A adoção da RBL no Brasil é oportuna por dois motivos: permitir que novos agentes de pequeno e de médio portes possam participar da exploração e produção de petróleo e gás e possibilitar ao governo estudar a antecipação de recursos no âmbito de seu esforço fiscal por intermédio da Pré-Sal Petróleo S.A. (PPSA).
Analisando as cinco rodadas no regime de partilha de 2013 até 2018, o governo arrecadou R$ 31 bilhões em bônus de assinatura e obteve um ágio médio de 150% no porcentual de partilha, em comparação com os porcentuais mínimos. Se assumíssemos a curva futura de petróleo atual (preços de petróleo tipo Brent entre US$ 65 e US$ 70), a curva de aprendizado com o pré-sal (reduzindo o capex por poço para US$ 100 milhões), produtividade média de 25 mil barris por dia, um fator de recuperação dos recursos prováveis de 35% e o porcentual máximo antecipável para reservas não desenvolvidas em estruturas de RBL de 60%, o governo brasileiro poderia antecipar entre R$ 65 bilhões e R$ 100 bilhões, utilizando uma taxa de desconto de 10%.
Entre as desvantagens da modalidade de RBL está o fato de que o montante disponível não é imutável e é revisto periodicamente dependendo do comportamento de variáveis como preço de petróleo, curva de produção, custos de extração e produção ou qualquer variável que possa interferir no fluxo de caixa que está sendo considerado como base para o empréstimo.
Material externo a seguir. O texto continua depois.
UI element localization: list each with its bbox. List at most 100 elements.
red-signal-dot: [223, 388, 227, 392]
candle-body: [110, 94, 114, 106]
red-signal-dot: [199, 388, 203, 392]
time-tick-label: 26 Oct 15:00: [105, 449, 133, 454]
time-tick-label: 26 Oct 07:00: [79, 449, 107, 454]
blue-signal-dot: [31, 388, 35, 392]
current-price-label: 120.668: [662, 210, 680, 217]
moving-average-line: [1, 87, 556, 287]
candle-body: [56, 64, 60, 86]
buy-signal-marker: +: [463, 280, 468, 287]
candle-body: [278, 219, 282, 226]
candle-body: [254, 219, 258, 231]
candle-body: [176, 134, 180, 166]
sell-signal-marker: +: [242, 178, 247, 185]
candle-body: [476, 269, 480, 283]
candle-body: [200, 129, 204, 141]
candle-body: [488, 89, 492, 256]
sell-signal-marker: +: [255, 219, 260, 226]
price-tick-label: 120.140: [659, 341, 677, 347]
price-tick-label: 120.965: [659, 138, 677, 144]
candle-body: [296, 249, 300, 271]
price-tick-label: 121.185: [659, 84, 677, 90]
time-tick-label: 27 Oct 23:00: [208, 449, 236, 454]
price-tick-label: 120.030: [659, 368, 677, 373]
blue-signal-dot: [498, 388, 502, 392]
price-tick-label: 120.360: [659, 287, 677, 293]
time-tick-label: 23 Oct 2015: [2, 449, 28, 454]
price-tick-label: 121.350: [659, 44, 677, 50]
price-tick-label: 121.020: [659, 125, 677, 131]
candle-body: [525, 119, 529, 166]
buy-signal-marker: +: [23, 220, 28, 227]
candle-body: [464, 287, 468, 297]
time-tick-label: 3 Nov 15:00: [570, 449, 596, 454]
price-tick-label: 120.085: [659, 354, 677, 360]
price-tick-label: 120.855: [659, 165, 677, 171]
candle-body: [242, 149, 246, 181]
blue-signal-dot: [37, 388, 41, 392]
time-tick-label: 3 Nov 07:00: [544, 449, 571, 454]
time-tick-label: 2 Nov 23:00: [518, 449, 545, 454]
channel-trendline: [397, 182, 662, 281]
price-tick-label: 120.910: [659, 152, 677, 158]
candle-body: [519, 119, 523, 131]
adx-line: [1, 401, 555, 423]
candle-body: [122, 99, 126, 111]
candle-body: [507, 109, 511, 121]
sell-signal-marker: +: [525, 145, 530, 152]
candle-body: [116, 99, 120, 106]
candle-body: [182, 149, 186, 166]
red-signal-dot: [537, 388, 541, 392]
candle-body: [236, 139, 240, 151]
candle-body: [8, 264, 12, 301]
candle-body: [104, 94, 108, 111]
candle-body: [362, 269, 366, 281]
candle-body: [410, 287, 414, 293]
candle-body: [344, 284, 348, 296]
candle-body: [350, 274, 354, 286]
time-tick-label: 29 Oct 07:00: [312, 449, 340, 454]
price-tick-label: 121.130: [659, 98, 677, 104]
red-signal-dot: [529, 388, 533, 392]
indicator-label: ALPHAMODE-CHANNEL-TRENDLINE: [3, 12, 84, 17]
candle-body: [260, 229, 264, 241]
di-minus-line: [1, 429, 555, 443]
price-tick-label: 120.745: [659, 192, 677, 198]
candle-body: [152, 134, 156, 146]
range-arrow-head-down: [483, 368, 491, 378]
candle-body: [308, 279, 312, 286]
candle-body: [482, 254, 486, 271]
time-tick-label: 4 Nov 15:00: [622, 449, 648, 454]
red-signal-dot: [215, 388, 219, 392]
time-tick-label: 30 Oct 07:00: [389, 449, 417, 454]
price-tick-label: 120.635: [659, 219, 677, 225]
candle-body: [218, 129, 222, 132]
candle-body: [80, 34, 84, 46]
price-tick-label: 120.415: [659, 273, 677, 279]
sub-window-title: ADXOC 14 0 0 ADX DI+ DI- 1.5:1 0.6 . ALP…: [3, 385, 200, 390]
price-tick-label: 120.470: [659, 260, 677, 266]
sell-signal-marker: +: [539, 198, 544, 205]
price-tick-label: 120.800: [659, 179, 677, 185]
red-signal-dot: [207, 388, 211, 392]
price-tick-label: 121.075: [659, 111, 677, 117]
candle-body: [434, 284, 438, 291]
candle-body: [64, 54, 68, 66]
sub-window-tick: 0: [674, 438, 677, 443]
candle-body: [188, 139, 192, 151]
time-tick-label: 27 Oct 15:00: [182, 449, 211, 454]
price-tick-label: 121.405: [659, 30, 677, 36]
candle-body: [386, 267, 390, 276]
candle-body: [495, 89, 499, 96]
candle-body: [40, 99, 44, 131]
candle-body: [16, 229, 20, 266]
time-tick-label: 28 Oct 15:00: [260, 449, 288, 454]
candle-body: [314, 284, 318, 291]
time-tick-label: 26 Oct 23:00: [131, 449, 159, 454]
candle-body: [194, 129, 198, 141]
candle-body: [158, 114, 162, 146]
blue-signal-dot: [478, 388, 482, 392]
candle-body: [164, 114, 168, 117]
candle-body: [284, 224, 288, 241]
Apesar das desvantagens – inerentes a estruturas de empréstimos lastreadas em ativos e/ou fluxos de caixa futuros –, o momento atual é oportuno para que o governo analise essa opção como indutora da possível aceleração de investimentos via fundo social e também como mais uma ferramenta de atração de novos atores. Uma possível aplicação como ferramenta de alcançar a meta de superávit primário também não deveria ser descartada.
O mercado de RBL é bastante maduro globalmente. Bancos internacionais têm ampla experiência na modalidade, tendo, inclusive, vivenciado situações de estresse quando da queda dos preços de petróleo para US$ 30 o barril e as consequentes pressões que surgiram de refinanciamento.